Molti clienti infatti ne approfittano e acquistano indiscriminatamente, consapevoli di poter restituire il prodotto come e quando vogliono senza spese aggiuntive.
Quando le case dei consumatori hanno iniziato a trasformarsi in camerini dove provare i vestiti acquistati, allora le aziende hanno iniziato a prendere delle contromisure. Alcuni clienti addirittura indossano i vestiti prima di restituirli, danneggiandoli o rompendoli, quindi le aziende non possono più rivenderli. Una situazione del genere causa fenomeni di out of stock e ingenti perdite economiche.
Per porre un freno a questa situazione i grandi colossi dell’e-commerce stanno introducendo delle limitazioni che rendono più complesso il reso gratuito, che in alcuni casi viene addebitato direttamente ai clienti.
Cosa stanno facendo i colossi del web
Colossi del web come Amazon, Abercrombie & Fitch, Anthropologie, J. Crew, H&M e Zara stanno correndo ai ripari. Secondo i dati forniti dalla National Retail Federation, nel 2022 chi ha acquistato pacchi contenenti prodotti ne ha rispedito indietro circa il 17% per un totale di 816 miliardi di dollari.
I rivenditori, secondo la società di servizi Inmar Intelligence, spendono 27 dollari per gestire il reso di un articolo da 100 dollari acquistato sul web. Per questo motivo i rivenditori hanno deciso di stoppare l’addebito sulle commissioni per restituire gli articoli, che secondo il New York Post equivale all’81%.
Secondo un rapporto della società di logistica Happy Returns oltre 4 commercianti su 5 non accettano più la restituzione gratuita. Numeri importanti che fotografano un cambiamento evidente nel mondo degli e-commerce, in costante evoluzione e pronti ad adeguarsi alle nuove dinamiche del mercato.
Cambiamenti importanti ce ne sono nel Regno Unito, dove Zara ha deciso di addebitare 1,95 sterline ai consumatori che decidono di restituire un capo acquistato online. I resi avvengono nei punti di consegna gestiti da terze parti, come ad esempio gli uffici postali. Al momento questa politica sembra esclusa dai negozi fisici, dove per ora i clienti possono restituire i capi acquistati senza addebito. Altre aziende come Asos nel Regno Unito e Uniqlo in Giappone si stanno “convertendo” a queste politiche che tendono ad abolire la restituzione gratuita.

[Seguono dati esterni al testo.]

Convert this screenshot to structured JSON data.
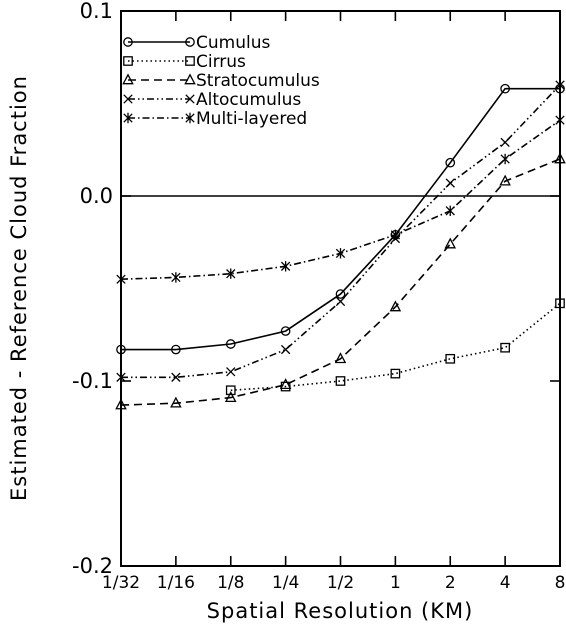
{
  "chart_data": {
    "type": "line",
    "categories": [
      "1/32",
      "1/16",
      "1/8",
      "1/4",
      "1/2",
      "1",
      "2",
      "4",
      "8"
    ],
    "xlabel": "Spatial Resolution (KM)",
    "ylabel": "Estimated - Reference Cloud Fraction",
    "ylim": [
      -0.2,
      0.1
    ],
    "yticks": [
      "0.1",
      "0.0",
      "-0.1",
      "-0.2"
    ],
    "reference_line": 0.0,
    "grid": false,
    "legend_position": "top-left",
    "series": [
      {
        "name": "Cumulus",
        "marker": "circle",
        "dash": "solid",
        "values": [
          -0.083,
          -0.083,
          -0.08,
          -0.073,
          -0.053,
          -0.021,
          0.018,
          0.058,
          0.058
        ]
      },
      {
        "name": "Cirrus",
        "marker": "square",
        "dash": "dotted",
        "values": [
          null,
          null,
          -0.105,
          -0.103,
          -0.1,
          -0.096,
          -0.088,
          -0.082,
          -0.058
        ]
      },
      {
        "name": "Stratocumulus",
        "marker": "triangle",
        "dash": "dashed",
        "values": [
          -0.113,
          -0.112,
          -0.109,
          -0.102,
          -0.088,
          -0.06,
          -0.026,
          0.008,
          0.02
        ]
      },
      {
        "name": "Altocumulus",
        "marker": "x",
        "dash": "dashdotdot",
        "values": [
          -0.098,
          -0.098,
          -0.095,
          -0.083,
          -0.057,
          -0.023,
          0.007,
          0.029,
          0.06
        ]
      },
      {
        "name": "Multi-layered",
        "marker": "asterisk",
        "dash": "dashdot",
        "values": [
          -0.045,
          -0.044,
          -0.042,
          -0.038,
          -0.031,
          -0.021,
          -0.008,
          0.02,
          0.041
        ]
      }
    ]
  }
}
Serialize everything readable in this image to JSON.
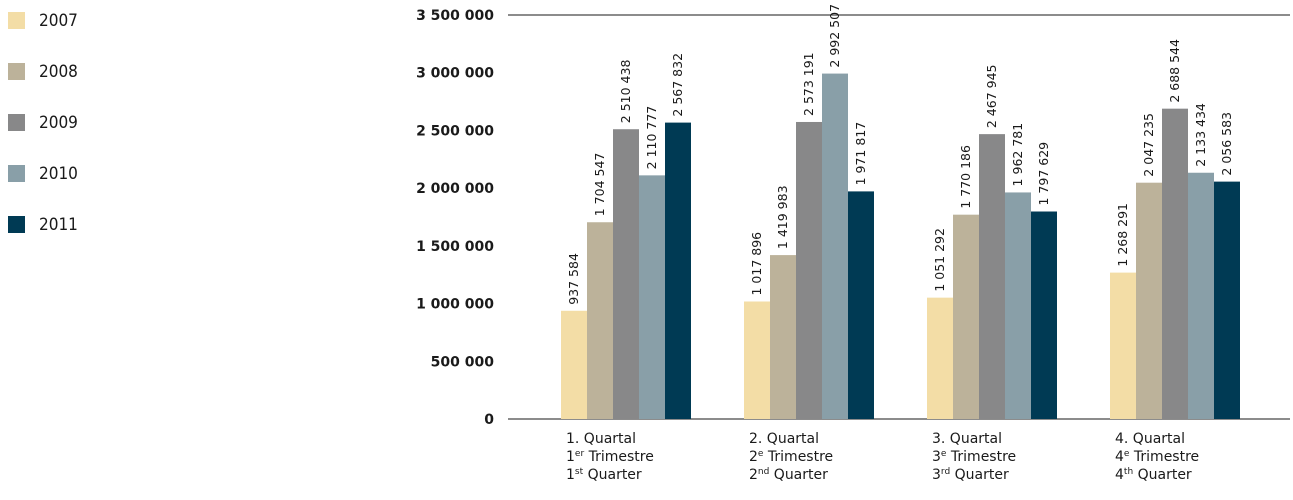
{
  "chart_data": {
    "type": "bar",
    "ylim": [
      0,
      3500000
    ],
    "yticks": [
      0,
      500000,
      1000000,
      1500000,
      2000000,
      2500000,
      3000000,
      3500000
    ],
    "ytick_labels": [
      "0",
      "500 000",
      "1 000 000",
      "1 500 000",
      "2 000 000",
      "2 500 000",
      "3 000 000",
      "3 500 000"
    ],
    "legend_position": "left",
    "categories": [
      {
        "lines": [
          [
            {
              "t": "1. Quartal"
            }
          ],
          [
            {
              "t": "1"
            },
            {
              "t": "er",
              "sup": true
            },
            {
              "t": " Trimestre"
            }
          ],
          [
            {
              "t": "1"
            },
            {
              "t": "st",
              "sup": true
            },
            {
              "t": " Quarter"
            }
          ]
        ]
      },
      {
        "lines": [
          [
            {
              "t": "2. Quartal"
            }
          ],
          [
            {
              "t": "2"
            },
            {
              "t": "e",
              "sup": true
            },
            {
              "t": " Trimestre"
            }
          ],
          [
            {
              "t": "2"
            },
            {
              "t": "nd",
              "sup": true
            },
            {
              "t": " Quarter"
            }
          ]
        ]
      },
      {
        "lines": [
          [
            {
              "t": "3. Quartal"
            }
          ],
          [
            {
              "t": "3"
            },
            {
              "t": "e",
              "sup": true
            },
            {
              "t": " Trimestre"
            }
          ],
          [
            {
              "t": "3"
            },
            {
              "t": "rd",
              "sup": true
            },
            {
              "t": " Quarter"
            }
          ]
        ]
      },
      {
        "lines": [
          [
            {
              "t": "4. Quartal"
            }
          ],
          [
            {
              "t": "4"
            },
            {
              "t": "e",
              "sup": true
            },
            {
              "t": " Trimestre"
            }
          ],
          [
            {
              "t": "4"
            },
            {
              "t": "th",
              "sup": true
            },
            {
              "t": " Quarter"
            }
          ]
        ]
      }
    ],
    "series": [
      {
        "name": "2007",
        "color": "#f3dda6",
        "values": [
          937584,
          1017896,
          1051292,
          1268291
        ],
        "labels": [
          "937 584",
          "1 017 896",
          "1 051 292",
          "1 268 291"
        ]
      },
      {
        "name": "2008",
        "color": "#bcb29a",
        "values": [
          1704547,
          1419983,
          1770186,
          2047235
        ],
        "labels": [
          "1 704 547",
          "1 419 983",
          "1 770 186",
          "2 047 235"
        ]
      },
      {
        "name": "2009",
        "color": "#888889",
        "values": [
          2510438,
          2573191,
          2467945,
          2688544
        ],
        "labels": [
          "2 510 438",
          "2 573 191",
          "2 467 945",
          "2 688 544"
        ]
      },
      {
        "name": "2010",
        "color": "#899fa8",
        "values": [
          2110777,
          2992507,
          1962781,
          2133434
        ],
        "labels": [
          "2 110 777",
          "2 992 507",
          "1 962 781",
          "2 133 434"
        ]
      },
      {
        "name": "2011",
        "color": "#003a54",
        "values": [
          2567832,
          1971817,
          1797629,
          2056583
        ],
        "labels": [
          "2 567 832",
          "1 971 817",
          "1 797 629",
          "2 056 583"
        ]
      }
    ]
  }
}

Reso facile: la situazione in Italia
La situazione sta iniziando a cambiare anche in Italia, dove Abercrombie ha fatto sapere che a partire dal 24 gennaio 2024 la merce si potrà restituire o scambiare solo tramite il corriere selezionato dall’azienda o in un negozio.
Zara, come nel Regno Unito, prevede il reso gratuito solo se il prodotto viene portato in negozio. In alternativa è possibile ricorrere al servizio di ritiro a domicilio di Zara al costo di 4,95 euro che verrà detratto dal rimborso.
Yoox invece non fa mai il reso gratuito, che è a carico del cliente. In caso di cambio invece la cifra da sostenere viene stornata direttamente dal totale del rimborso. La situazione sta dunque cambiando velocemente e ben presto tutti gli e-commerce, piccoli o grandi, potrebbero sospendere definitivamente il servizio di reso gratuito.